A publication of the Archaeological Institute of America
The past few years have seen a rash of books on the archaeology of the first Americans. One of the more intriguing is Canadian journalist Elaine Dewar's penetrating Bones: Discovering the First Americans (New York: Carrol&Graf, 2002; $30).
Unlike similar volumes written by archaeologists who have spent decades wrestling with radiocarbon dates and skeletal morphology, Bones reflects the perspective of a latecomer to the debates over the character and timing of the first entry into the Americas. Indeed, before she dug up a human bone while tending forsythia in her Toronto garden in 1995, Dewar admits she hadn't given much thought to the question of who peopled America. But after making inquiries about her find, she was hooked.

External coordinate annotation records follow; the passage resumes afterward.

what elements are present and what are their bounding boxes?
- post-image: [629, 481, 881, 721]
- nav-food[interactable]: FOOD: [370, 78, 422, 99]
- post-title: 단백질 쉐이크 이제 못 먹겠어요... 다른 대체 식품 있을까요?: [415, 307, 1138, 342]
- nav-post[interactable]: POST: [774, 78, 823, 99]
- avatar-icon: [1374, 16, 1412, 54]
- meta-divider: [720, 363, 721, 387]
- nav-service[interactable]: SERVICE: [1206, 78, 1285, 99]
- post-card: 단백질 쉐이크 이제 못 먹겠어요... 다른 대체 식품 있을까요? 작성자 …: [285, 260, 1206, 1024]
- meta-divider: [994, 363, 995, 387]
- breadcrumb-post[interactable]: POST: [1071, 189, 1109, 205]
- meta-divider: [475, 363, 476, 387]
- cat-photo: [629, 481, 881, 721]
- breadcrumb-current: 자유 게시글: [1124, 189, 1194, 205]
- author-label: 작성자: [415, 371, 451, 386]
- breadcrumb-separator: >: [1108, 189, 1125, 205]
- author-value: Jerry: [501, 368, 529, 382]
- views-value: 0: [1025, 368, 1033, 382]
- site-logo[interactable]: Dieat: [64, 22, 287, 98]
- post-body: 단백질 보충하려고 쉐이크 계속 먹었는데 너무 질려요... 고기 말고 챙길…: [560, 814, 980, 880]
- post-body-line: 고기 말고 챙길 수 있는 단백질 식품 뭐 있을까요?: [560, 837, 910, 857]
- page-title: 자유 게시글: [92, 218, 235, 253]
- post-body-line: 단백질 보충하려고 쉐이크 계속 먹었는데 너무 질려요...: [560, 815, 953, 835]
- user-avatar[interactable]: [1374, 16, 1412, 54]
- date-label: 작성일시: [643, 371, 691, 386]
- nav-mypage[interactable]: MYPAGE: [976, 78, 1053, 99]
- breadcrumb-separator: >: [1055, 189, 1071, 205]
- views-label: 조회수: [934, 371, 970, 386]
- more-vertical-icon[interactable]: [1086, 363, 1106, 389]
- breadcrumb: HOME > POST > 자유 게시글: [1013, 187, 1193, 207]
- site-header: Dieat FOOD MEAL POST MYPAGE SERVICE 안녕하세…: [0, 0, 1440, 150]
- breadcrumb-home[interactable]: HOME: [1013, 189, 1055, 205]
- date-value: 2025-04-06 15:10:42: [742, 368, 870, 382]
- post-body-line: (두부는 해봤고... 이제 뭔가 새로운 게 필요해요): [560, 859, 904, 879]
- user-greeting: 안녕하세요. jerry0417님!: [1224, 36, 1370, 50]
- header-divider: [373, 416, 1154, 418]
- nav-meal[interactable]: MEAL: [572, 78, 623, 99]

Dewar quickly discovered that the Native American Graves Protection and Repatriation Act of 1991 had radically changed the political and legal ground rules of archaeology at the same time researchers were challenging the long-held belief that large mammal-hunting Clovis people were America's first inhabitants. The Kennewick Man saga, which pits a group of archaeologists against Native Americans seeking to rebury 8,000-year-old remains, and the controversy surrounding the putative pre-Clovis site of Monte Verde were obvious starting points for her research. But beyond interesting character sketches of principals like James Chatters, the archaeologist who first studied Kennewick Man, and Tom Dillehay, who excavated Monte Verde, the author has little new to add to these familiar stories.
Dewar's tenacity and reporting skills, however, pay off in a series of visits to museums and sites that play peripheral roles in the drama. Readers who feel they know Kennewick Man's most intimate details will be interested to learn about Canada's obscure Gore Creek remains, a skeleton of considerable antiquity that was reburied after a bureaucratic snafu. It's also nice to find out that nasty infighting isn't solely the province of Americans. While in Brazil, Dewar visits Pedra Furada, a controversial site dug by archaeologist Niéde Guidon, who is embroiled in a lawsuit against Brazilian colleagues she accuses of slandering her with articles critical of her radiocarbon dates.
Halfway through Bones it's clear Dewar roots for the paradigm-busting pre-Clovis advocates. One can't help wishing that she had pursued the other side of the story with the same enthusiasm. Still, sharp writing and strong reporting make Bones a compelling, though idiosyncratic, take on the controversies inspired by the first Americans.